Given such figure, we as buyers might feel confident that Portland is the market for us: sellers who wait that long to sell will be thrilled to see us, right? And we can low ball offer and be accepted! What are we waiting for?!?!
Hold on there, tiger. That DOM average is for a metro spanning 2 states, 3 major cities, and multiple smaller cities, towns, neighborhoods, streets and addresses. Every home has different conditions that contribute to its individual DOM, so studying the metro-wide data, while interesting for comparison and broad understanding, isn’t very useful on the micro-level.
Here’s an example, again from ZipRealty’s own data. We track the DOM for each city we represent, and since we’ve already mentioned Portland, we’ll stay there to look at these numbers. Note that in the table, only the top 3 highest and the 3 lowest DOMS, and their respective cities, are listed. In between the numbers vary, but descend down to the bottom 3 numbers.
Note that in the cities with the higher DOMs, the average selling price is actually higher, not lower, than those places with lower DOMs, so the correlation between a high DOM and an easy low ball offer is, sadly, a faulty one. Also, we might think that low inventory in an area skews the DOM, a logical supposition since if there are fewer homes than buyers, those homes will get snapped up fast. But note in the Portland example that the lowest number of units sold (which may or may not correlate with low inventory) is in Boring, OR, which also has one of the highest DOMs.

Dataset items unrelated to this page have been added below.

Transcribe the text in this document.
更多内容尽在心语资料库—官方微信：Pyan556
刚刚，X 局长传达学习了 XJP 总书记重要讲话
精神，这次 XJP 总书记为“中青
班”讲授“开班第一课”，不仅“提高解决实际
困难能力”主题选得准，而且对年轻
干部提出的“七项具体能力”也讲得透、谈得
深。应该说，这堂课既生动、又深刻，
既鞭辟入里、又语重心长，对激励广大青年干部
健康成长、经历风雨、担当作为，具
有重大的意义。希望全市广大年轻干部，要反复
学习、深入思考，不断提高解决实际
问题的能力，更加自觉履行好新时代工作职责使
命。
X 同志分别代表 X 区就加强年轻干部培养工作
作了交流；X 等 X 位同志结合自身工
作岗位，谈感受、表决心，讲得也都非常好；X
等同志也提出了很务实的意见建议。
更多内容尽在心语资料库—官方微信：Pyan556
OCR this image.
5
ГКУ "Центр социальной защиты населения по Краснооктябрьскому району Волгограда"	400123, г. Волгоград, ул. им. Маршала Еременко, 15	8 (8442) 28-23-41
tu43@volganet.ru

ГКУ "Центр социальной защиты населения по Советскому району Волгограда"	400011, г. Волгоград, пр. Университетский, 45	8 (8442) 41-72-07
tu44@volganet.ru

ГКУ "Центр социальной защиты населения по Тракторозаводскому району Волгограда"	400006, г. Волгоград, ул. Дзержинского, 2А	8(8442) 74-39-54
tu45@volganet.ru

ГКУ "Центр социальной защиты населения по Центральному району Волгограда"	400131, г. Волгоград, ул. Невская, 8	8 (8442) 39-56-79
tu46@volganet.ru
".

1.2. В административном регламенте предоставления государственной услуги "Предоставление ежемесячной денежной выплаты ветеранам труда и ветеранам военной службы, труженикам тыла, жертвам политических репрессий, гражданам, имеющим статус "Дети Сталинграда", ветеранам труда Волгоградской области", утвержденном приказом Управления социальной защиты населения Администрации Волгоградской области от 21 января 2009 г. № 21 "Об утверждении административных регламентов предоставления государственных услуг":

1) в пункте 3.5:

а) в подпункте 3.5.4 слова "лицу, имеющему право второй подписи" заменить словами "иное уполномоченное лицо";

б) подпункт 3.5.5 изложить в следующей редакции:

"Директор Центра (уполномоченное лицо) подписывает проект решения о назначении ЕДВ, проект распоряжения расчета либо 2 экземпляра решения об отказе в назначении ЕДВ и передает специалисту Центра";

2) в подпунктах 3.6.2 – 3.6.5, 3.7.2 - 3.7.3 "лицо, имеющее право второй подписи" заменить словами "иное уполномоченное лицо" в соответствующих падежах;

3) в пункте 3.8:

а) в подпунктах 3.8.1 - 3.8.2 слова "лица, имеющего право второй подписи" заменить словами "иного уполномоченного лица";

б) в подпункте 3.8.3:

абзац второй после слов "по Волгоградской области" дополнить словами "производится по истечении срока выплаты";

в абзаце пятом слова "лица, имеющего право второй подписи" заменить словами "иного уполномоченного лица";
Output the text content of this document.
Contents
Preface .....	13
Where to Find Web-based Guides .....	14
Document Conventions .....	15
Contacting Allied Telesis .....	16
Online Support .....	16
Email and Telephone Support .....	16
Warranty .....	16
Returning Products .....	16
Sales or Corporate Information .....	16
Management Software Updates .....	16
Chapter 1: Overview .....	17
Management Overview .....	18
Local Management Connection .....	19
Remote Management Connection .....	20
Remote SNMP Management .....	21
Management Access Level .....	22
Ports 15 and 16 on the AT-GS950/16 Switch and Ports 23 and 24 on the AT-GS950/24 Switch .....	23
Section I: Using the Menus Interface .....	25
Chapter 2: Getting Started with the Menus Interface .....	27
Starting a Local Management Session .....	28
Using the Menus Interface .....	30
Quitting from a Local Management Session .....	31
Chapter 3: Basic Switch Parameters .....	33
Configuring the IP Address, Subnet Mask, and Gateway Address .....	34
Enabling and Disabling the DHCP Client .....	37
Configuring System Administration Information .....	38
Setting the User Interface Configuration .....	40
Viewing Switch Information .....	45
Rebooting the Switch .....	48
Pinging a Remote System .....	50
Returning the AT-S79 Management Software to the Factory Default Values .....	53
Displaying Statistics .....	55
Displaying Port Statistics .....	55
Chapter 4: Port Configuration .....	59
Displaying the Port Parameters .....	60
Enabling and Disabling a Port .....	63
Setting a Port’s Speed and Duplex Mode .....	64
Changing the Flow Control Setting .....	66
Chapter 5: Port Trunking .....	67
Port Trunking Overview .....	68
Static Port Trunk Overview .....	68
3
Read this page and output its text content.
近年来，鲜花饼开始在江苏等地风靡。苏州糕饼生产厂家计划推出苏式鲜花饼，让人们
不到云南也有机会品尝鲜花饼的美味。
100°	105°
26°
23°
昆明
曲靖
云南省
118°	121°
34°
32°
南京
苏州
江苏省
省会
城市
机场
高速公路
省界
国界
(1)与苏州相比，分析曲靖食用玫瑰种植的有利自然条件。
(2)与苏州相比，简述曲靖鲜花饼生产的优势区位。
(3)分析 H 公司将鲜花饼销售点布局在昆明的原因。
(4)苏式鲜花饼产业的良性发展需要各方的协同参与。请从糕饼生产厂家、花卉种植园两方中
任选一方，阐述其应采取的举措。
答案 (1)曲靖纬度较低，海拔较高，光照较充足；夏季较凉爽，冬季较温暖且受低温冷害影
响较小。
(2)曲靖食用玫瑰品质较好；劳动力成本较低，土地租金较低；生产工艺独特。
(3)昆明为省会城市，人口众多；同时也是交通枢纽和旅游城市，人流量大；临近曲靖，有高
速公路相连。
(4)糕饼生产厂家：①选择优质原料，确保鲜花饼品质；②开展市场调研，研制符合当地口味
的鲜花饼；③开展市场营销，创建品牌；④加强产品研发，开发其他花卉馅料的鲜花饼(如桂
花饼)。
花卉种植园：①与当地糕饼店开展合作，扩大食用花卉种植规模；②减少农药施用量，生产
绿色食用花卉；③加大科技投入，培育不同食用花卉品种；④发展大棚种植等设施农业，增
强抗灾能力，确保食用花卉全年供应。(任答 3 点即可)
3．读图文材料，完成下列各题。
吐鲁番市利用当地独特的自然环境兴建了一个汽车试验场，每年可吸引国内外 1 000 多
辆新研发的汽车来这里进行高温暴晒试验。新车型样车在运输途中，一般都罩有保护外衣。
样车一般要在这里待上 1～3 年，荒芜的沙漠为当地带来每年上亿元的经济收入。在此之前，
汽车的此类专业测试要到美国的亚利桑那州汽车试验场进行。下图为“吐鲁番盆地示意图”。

Okay, so you focus on the house itself.
No need to go so macro if we’ve found the home we’re interested in: that home will show its personal, unique DOM on its MLS listing page. But even here, without inside information, a high DOM won’t tell you as much about the house as you think. High DOMs can mean:
- Short sales or imminent foreclosure
- An unreasonable seller whose not budging off unrealistic pricing
- The house fell out of escrow for some reason and is back on market
- Seasonal downturn rather than a fault in the house itself
- The house has major problems
So how can you know? Luckily, your licensed Realtor has that inside info you need. Accessing records we can’t, our agent will find out why the DOM on a house is as high as it is, and can advise us on our offer accordingly, or even steer us away from the house completely. Remember, buying a house is the Super Bowl of our careers as consumers. With this likely being the priciest, most profound purchase of our lives, let’s not get tackled by real estate-ese when we can rely on someone who practices with that language every day.